In newsletter, NYCRC finally announces Brooklyn Arena and Infrastructure Project, "in conjunction with" city and state governments

Part 10 of a series

Atlantic Yards Report

The New York City Regional Center (NYCRC), as noted in Part 3, has not announced the Brooklyn Arena and Infrastructure Project on its current projects page.

However, the NYCRC's November 2010 newsletter, made available on the NYCRC's web site recently and embedded below, finally offers this announcement:

UPCOMING PROJECTS FOR THE NYCRC
Brooklyn Arena and Infrastructure Project
The NYCRC is pleased to announce another project in conjunction with the governments of both the City of New York and State of New York.

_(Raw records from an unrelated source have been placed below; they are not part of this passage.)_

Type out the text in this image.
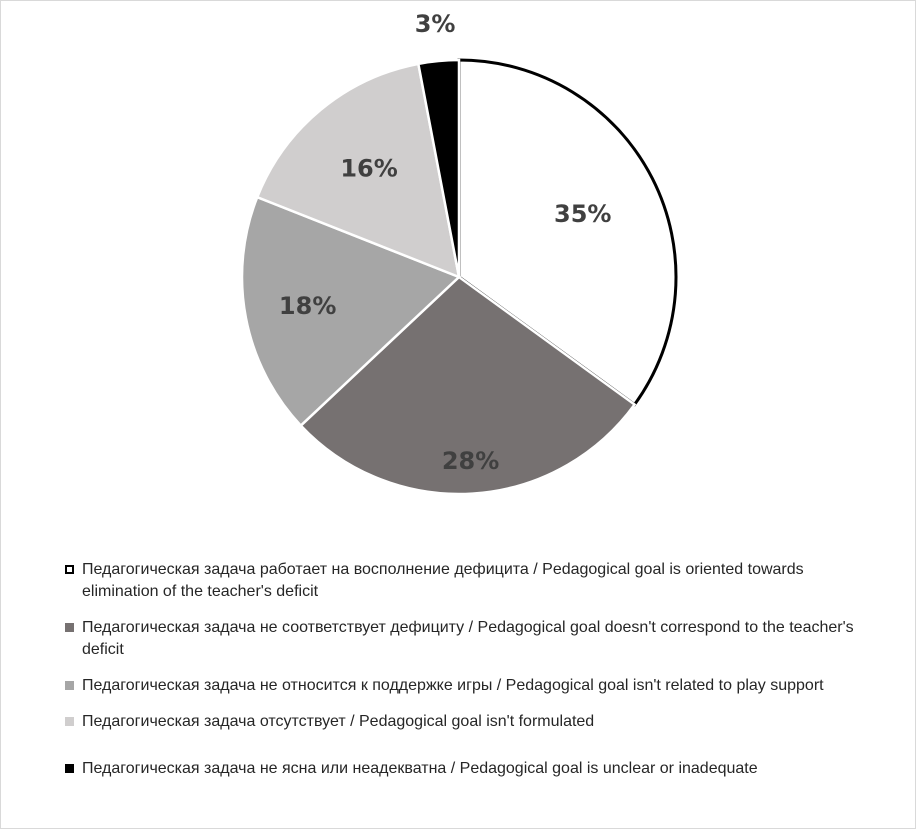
35%
28%
18%
16%
3%
Педагогическая задача работает на восполнение дефицита / Pedagogical goal is oriented towards elimination of the teacher's deficit
Педагогическая задача не соответствует дефициту / Pedagogical goal doesn't correspond to the teacher's deficit
Педагогическая задача не относится к поддержке игры / Pedagogical goal isn't related to play support
Педагогическая задача отсутствует / Pedagogical goal isn't formulated
Педагогическая задача не ясна или неадекватна / Pedagogical goal is unclear or inadequate
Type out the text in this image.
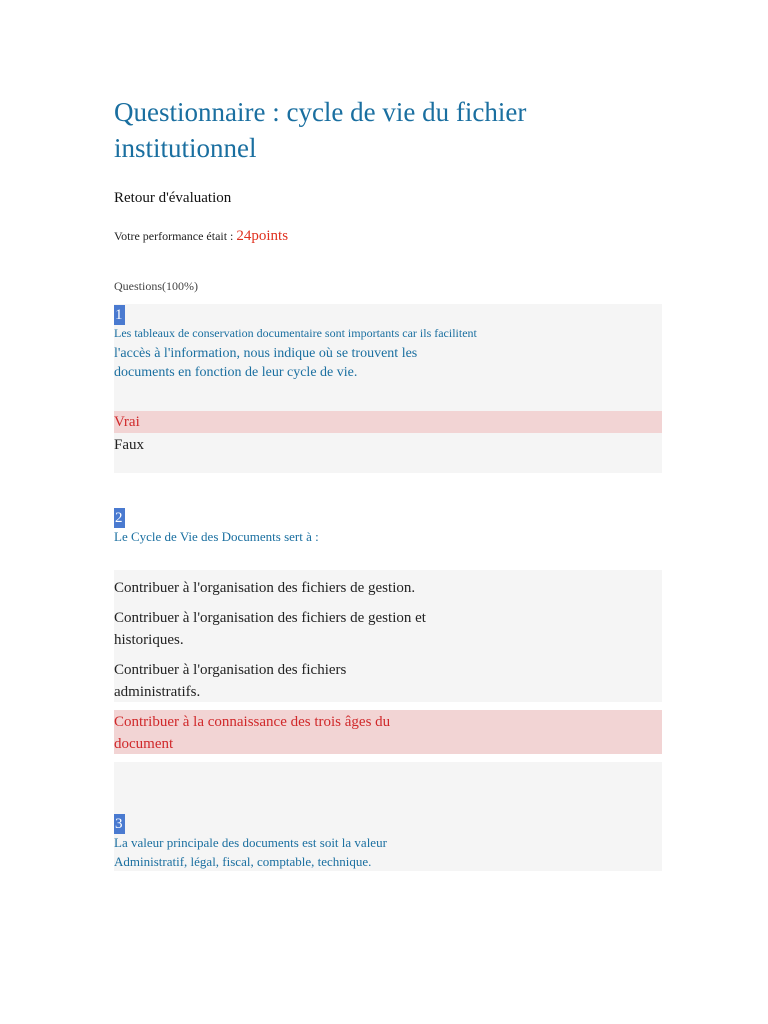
Questionnaire : cycle de vie du fichier institutionnel
Retour d'évaluation
Votre performance était : 24points
Questions(100%)
1
Les tableaux de conservation documentaire sont importants car ils facilitent
l'accès à l'information, nous indique où se trouvent les
documents en fonction de leur cycle de vie.
Vrai
Faux
2
Le Cycle de Vie des Documents sert à :
Contribuer à l'organisation des fichiers de gestion.
Contribuer à l'organisation des fichiers de gestion et
historiques.
Contribuer à l'organisation des fichiers
administratifs.
Contribuer à la connaissance des trois âges du
document
3
La valeur principale des documents est soit la valeur
Administratif, légal, fiscal, comptable, technique.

Located at the Atlantic Yards development site in Brooklyn, this $1.4 billion Brooklyn Arena and Infrastructure Project is a subset of the $4.9 billion Atlantic Yards Project and is one of the most important development initiatives underway in New York City today and one of the largest job-creating projects in over a decade. EB-5 funding will be combined with significant funding from the City of New York, the State of New York, and the developer of the Project, Forest City. On September 23, 2010, all components and documents of the Brooklyn Arena and Infrastructure Project were fully approved by the United States Citizenship and Immigration Services (“USCIS”).

(Emphases added)

Misleading the reader

As I suggested on Part 3, the phrasing here is misleading.

Despite the statement "in conjunction with," neither the city nor the state are formally involved in the Brooklyn Arena and Infrastructure Project beyond a finder's fee for the New York City Economic Development Corporation and a Recognition Agreement for a first mortgage, signed by the Empire State Development Corporation.

None of the above-mentioned contributors--city, state, developer--made their investments in a project purported to create jobs for immigrant investors at the time.

As described in Part 3, it's questionable to credit the latter for jobs created by funding committed long before.

After all, as state officials admit, the arena would be built with or without this funding.

Beyond that, the NYCRC's reference to "fully approved" does not mean potential investors face no risk their immigration petition would be denied, USCIS officials told me.